See [**Advanced Setup**](#advanced-setup) for details on creating new indexers or signature methods.

## Supported Functions
The VecShare Python library currently supports:
* [`check`](#check-available-embeddings): See available embeddings
* [`format`](#embedding-upload-or-update): Autoformat a header to upload an embedding to the data store
* [`upload`](#embedding-upload-or-update): Upload a new embedding to the datastore
* [`update`](#embedding-upload-or-update): Update an existing embedding or its metadata
* [`query`](#embedding-query): Look up word vectors from a specific embedding
* [`extract`:](#embedding-extraction) Download word vectors for only the vocabulary of a specific corpus
* [`download`](#full-embedding-download): Download an entire shared embedding

### Check Available Embeddings
**`check()`:** Returns embeddings available with the current indexer as a queryable `pandas.DataFrame`.

The default indexer aggregates a set of embeddings by polling `data.world` weekly for datasets with the tag `vecshare`. Currently indexed embeddings are viewable at: `https://data.world/jaredfern/vecshare-indexer`.

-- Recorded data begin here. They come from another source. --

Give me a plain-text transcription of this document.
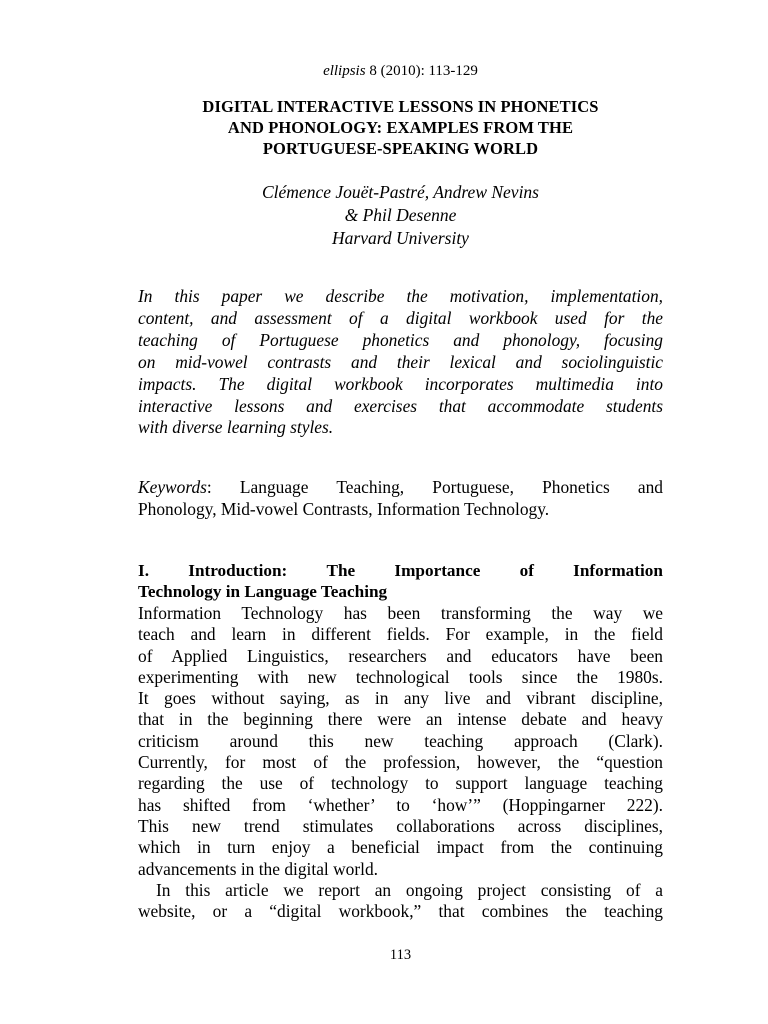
ellipsis 8 (2010): 113-129
DIGITAL INTERACTIVE LESSONS IN PHONETICS
AND PHONOLOGY: EXAMPLES FROM THE
PORTUGUESE-SPEAKING WORLD
Clémence Jouët-Pastré, Andrew Nevins
& Phil Desenne
Harvard University
In this paper we describe the motivation, implementation,
content, and assessment of a digital workbook used for the
teaching of Portuguese phonetics and phonology, focusing
on mid-vowel contrasts and their lexical and sociolinguistic
impacts. The digital workbook incorporates multimedia into
interactive lessons and exercises that accommodate students
with diverse learning styles.
Keywords: Language Teaching, Portuguese, Phonetics and
Phonology, Mid-vowel Contrasts, Information Technology.
I. Introduction: The Importance of Information
Technology in Language Teaching
Information Technology has been transforming the way we
teach and learn in different fields. For example, in the field
of Applied Linguistics, researchers and educators have been
experimenting with new technological tools since the 1980s.
It goes without saying, as in any live and vibrant discipline,
that in the beginning there were an intense debate and heavy
criticism around this new teaching approach (Clark).
Currently, for most of the profession, however, the “question
regarding the use of technology to support language teaching
has shifted from ‘whether’ to ‘how’” (Hoppingarner 222).
This new trend stimulates collaborations across disciplines,
which in turn enjoy a beneficial impact from the continuing
advancements in the digital world.
In this article we report an ongoing project consisting of a
website, or a “digital workbook,” that combines the teaching
113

See [**Advanced Setup**](#advanced-setup), if you would like to use a custom indexer.

**For Example:**
```python
>>> import vecshare as vs
>>> vs.check()
embedding_name dataset_name contributor \
0 reutersr8 jaredfern/reuters-word-embeddings jaredfern
1 reuters21578 jaredfern/reuters-word-embeddings jaredfern
2 brown jaredfern/brown-corpus jaredfern
3 glove_gigaword100d jaredfern/gigaword-glove-embedding jaredfern
4 oanc_written jaredfern/oanc-word-embeddings jaredfern


case_sensitive dimension embedding_type file_format vocab_size
0 False 100 word2vec csv 7821
1 False 100 word2vec csv 20203
2 False 100 word2vec csv 15062
3 False 100 glove csv 399922
4 False 100 word2vec csv 73127
```

### Embedding Upload or Update
Embeddings must be uploaded as a .csv file with a header in the format: ['text', 'd0', 'd1', ... 'd_n'], such that they can be properly indexed and accessed.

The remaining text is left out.